- The Washington Times - Wednesday, June 23, 2004

Spammers are trying to trick computer users into opening junk messages by using software programs to collect personal information and include it in their e-mail.

By inserting things like passwords or the names of relatives and pets in the subject line and body of e-mail, spammers make their messages look more legitimate, possibly improving their sales, British spam filtering firm Messagelabs said.

The spammers acquire the information using “spyware,” software that downloads onto a computer without the user’s knowledge, then transmits information about that computer to a person or group. Spyware is often used to steal credit-card numbers, Internet passwords and other information that can be used in identity theft.

“In the subject line, [spammers] can start to use some sort of personal information to make you think it’s relevant,” said Brian Czarny, Messagelabs’ vice president of marketing. “If they can improve their response rates a little bit, that will increase their profits so much more.”

Messagelabs discovered the connection between spam and spyware after several customers received messages that appeared to be spam, but contained bits of information that made it seem like the sender knew the recipient.

The company did a search of those customers’ computers and found spyware on all of them. Nearly a third of all computers have some sort of spyware, Internet provider Earthlink reported this week.

E-mail users respond to fewer than one out of every 1 million spam messages sent because spam is easy to spot, Internet security experts said. By including personal information, users might believe the e-mail was sent by someone who knows them.

Until now, Internet security experts assumed spyware was used mainly to collect personal information for credit-card and identity theft.
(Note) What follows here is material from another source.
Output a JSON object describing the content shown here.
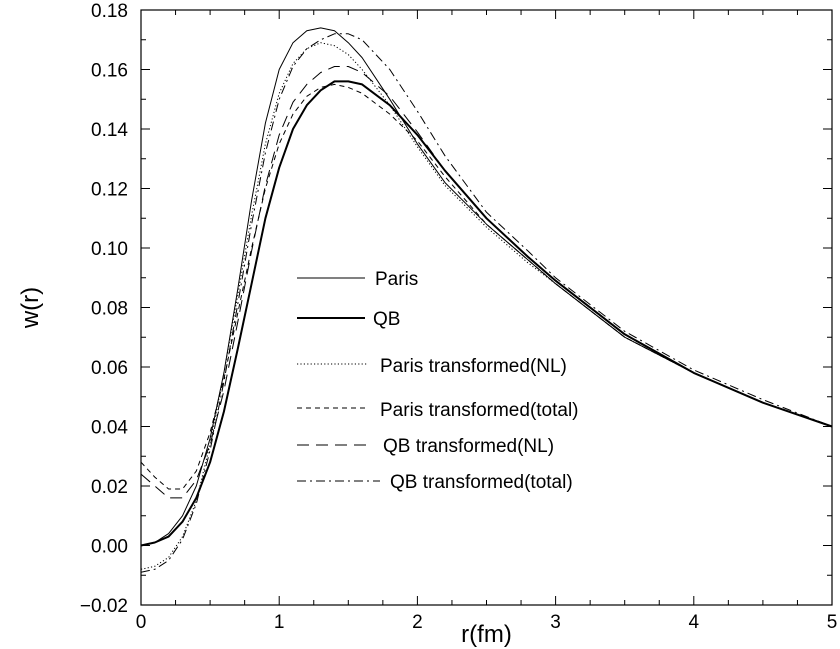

But Messagelabs’ recent findings highlight a long-held belief that all cyber-criminals — including spammers and creators of viruses, worms and spyware — are working in tandem. Internet security firms believe that most spam comes from “zombie” computers that have been hijacked using a software program installed by a virus or worm.
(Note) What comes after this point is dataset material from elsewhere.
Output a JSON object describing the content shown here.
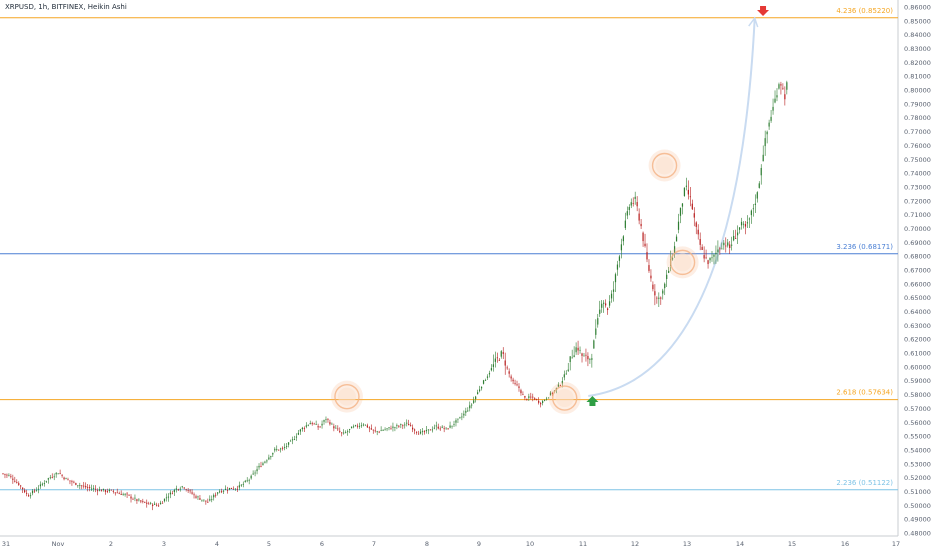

Lawmakers are exploring legislation to regulate spyware, but Congress is not expected to pass a bill this session. A judge in Utah on Tuesday granted a temporary stay on enforcement of a state law that bans spyware, after a New York company argued that it would hurt Internet advertising.

Under the Utah law, it is illegal to create or install computer software that tracks Internet activity on a computer and sends the information somewhere.

Attorneys for WhenU, a company that sells software that creates pop-up ads based on the surfing habits of computer users, said it would be unfairly hurt by the law. WhenU contends that it only provides the software to those who ask for it and does not collect personal information.

“Spyware is a problem and we want to put an end to it,” said WhenU Chief Executive Officer Avi Naider. “WhenU supports appropriate antispyware legislation at the federal level, but unfortunately Utah’s act also impairs legitimate Internet advertising.”

The Information Technology Association of America warned in a letter yesterday to the House Energy and Commerce Committee that existing spyware legislation does not draw a clear enough distinction between legitimate Internet advertising and spyware.